ROLE OF AUTOPHAGY AND THE NRF2/KEAP1 PATHWAY IN THE GLIA DURING OXIDATIVE STRESS IN THE DOSOPHILA BRAIN

Abstract

Excessive levels of reactive oxygen species (ROS) damage cellular components and leads to oxidative stress (Finkel & Holbrook, 2000). Oxidative stress is a major cause of aging, neurodegenerative disease, cardiovascular disease and cancer (Finkel & Holbrook, 2000). Two stress response pathways that help cells cope with oxidative stress are the NRF2/Keap1 pathway, involved in the direct regulation of antioxidants, and the autophagy pathway, the recycling pathway of the cell (Essick & Sam, 2010; Singh et al., 2010). Although autophagy can clean up damage in cells during oxidative stress, it can cause autophagic cell death, especially during highly stressful conditions (Maiuri et al., 2007).

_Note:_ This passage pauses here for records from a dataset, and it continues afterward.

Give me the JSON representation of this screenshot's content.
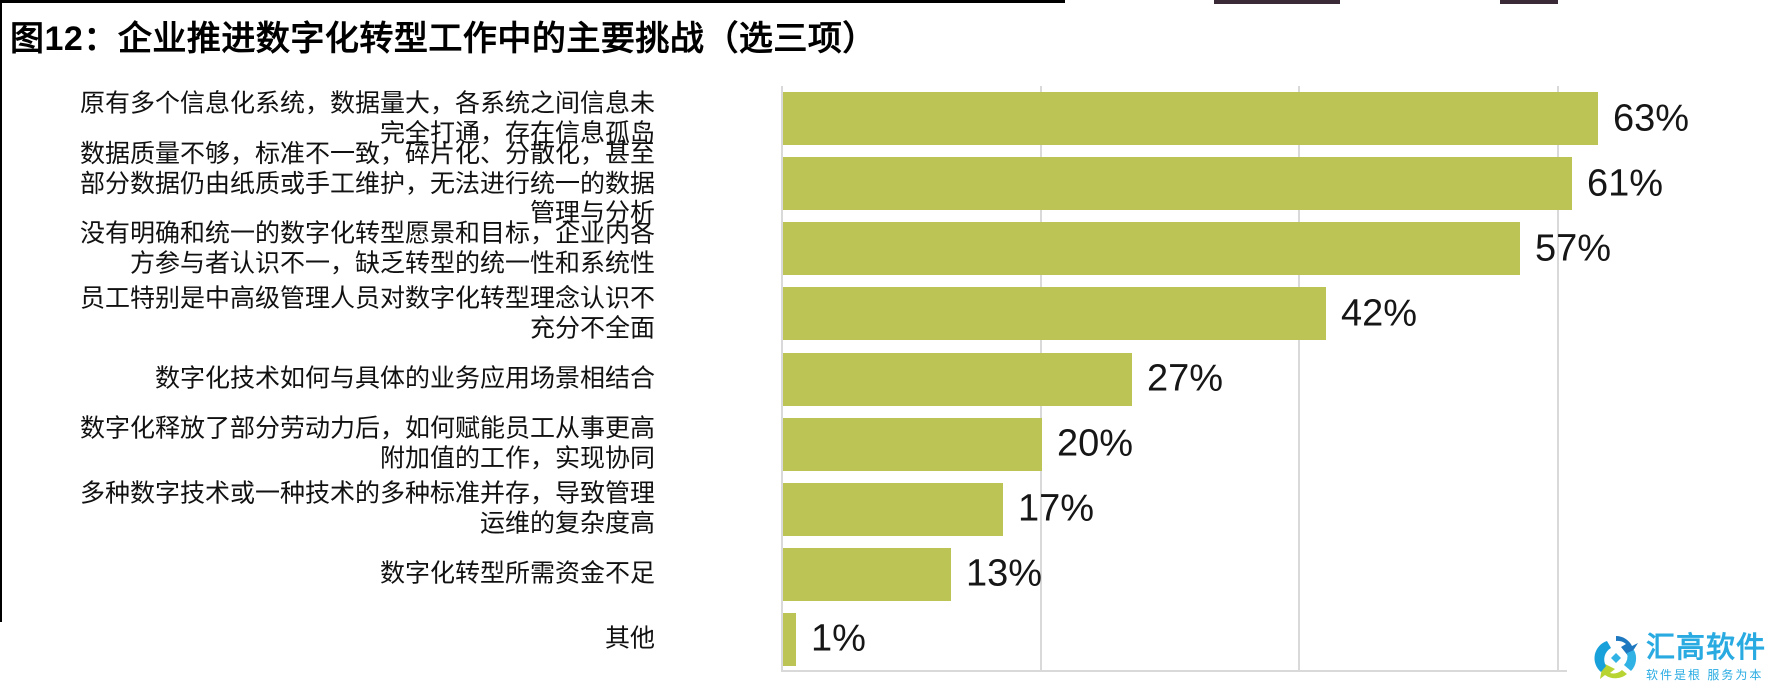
{
  "title": "图12：企业推进数字化转型工作中的主要挑战（选三项）",
  "chart_data": {
    "type": "bar",
    "orientation": "horizontal",
    "title": "图12：企业推进数字化转型工作中的主要挑战（选三项）",
    "categories": [
      "原有多个信息化系统，数据量大，各系统之间信息未\n完全打通，存在信息孤岛",
      "数据质量不够，标准不一致，碎片化、分散化，甚至\n部分数据仍由纸质或手工维护，无法进行统一的数据\n管理与分析",
      "没有明确和统一的数字化转型愿景和目标，企业内各\n方参与者认识不一，缺乏转型的统一性和系统性",
      "员工特别是中高级管理人员对数字化转型理念认识不\n充分不全面",
      "数字化技术如何与具体的业务应用场景相结合",
      "数字化释放了部分劳动力后，如何赋能员工从事更高\n附加值的工作，实现协同",
      "多种数字技术或一种技术的多种标准并存，导致管理\n运维的复杂度高",
      "数字化转型所需资金不足",
      "其他"
    ],
    "values": [
      63,
      61,
      57,
      42,
      27,
      20,
      17,
      13,
      1
    ],
    "value_labels": [
      "63%",
      "61%",
      "57%",
      "42%",
      "27%",
      "20%",
      "17%",
      "13%",
      "1%"
    ],
    "xlim": [
      0,
      76
    ],
    "gridlines_percent": [
      20,
      40,
      60
    ],
    "grid": true,
    "legend": false,
    "bar_color": "#bbc455",
    "gridline_color": "#d9d9d9",
    "value_label_color": "#161616"
  },
  "watermark": {
    "brand": "汇高软件",
    "tagline": "软件是根  服务为本",
    "brand_color": "#29abe2",
    "icon": "circular-arrows-pinwheel",
    "icon_colors": [
      "#1e78c0",
      "#31b2e5",
      "#b8d432",
      "#18a0db"
    ]
  }
}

In this thesis, the roles of autophagy and the NRF2/Keap1 pathway were examined in the glia during acute oxidative stress, and the role of autophagy was examined during thermal stress and aging. It was hypothesized that down regulation of autophagy and activation of the NRF2/Keap1 pathway in the glia would provide protection of the Drosophila brain from these forms of stress. The results show that down regulation of autophagy provides protection of survival and locomotor ability but there were inconclusive results regarding the protection of dopaminergic neurons after exposure to oxidative stress. Activation of the NRF2/Keap1 Pathway in the glia did not provide any protection to survival or locomotor ability of flies. Furthermore, down regulation of autophagy in the glia did not provide protection from thermal stress nor did it provide extension of the lifespan or delay in age-dependent decline of locomotor ability. In conclusion, only the down regulation of autophagy in the glia provides some protection of the Drosophila brain from oxidative stress.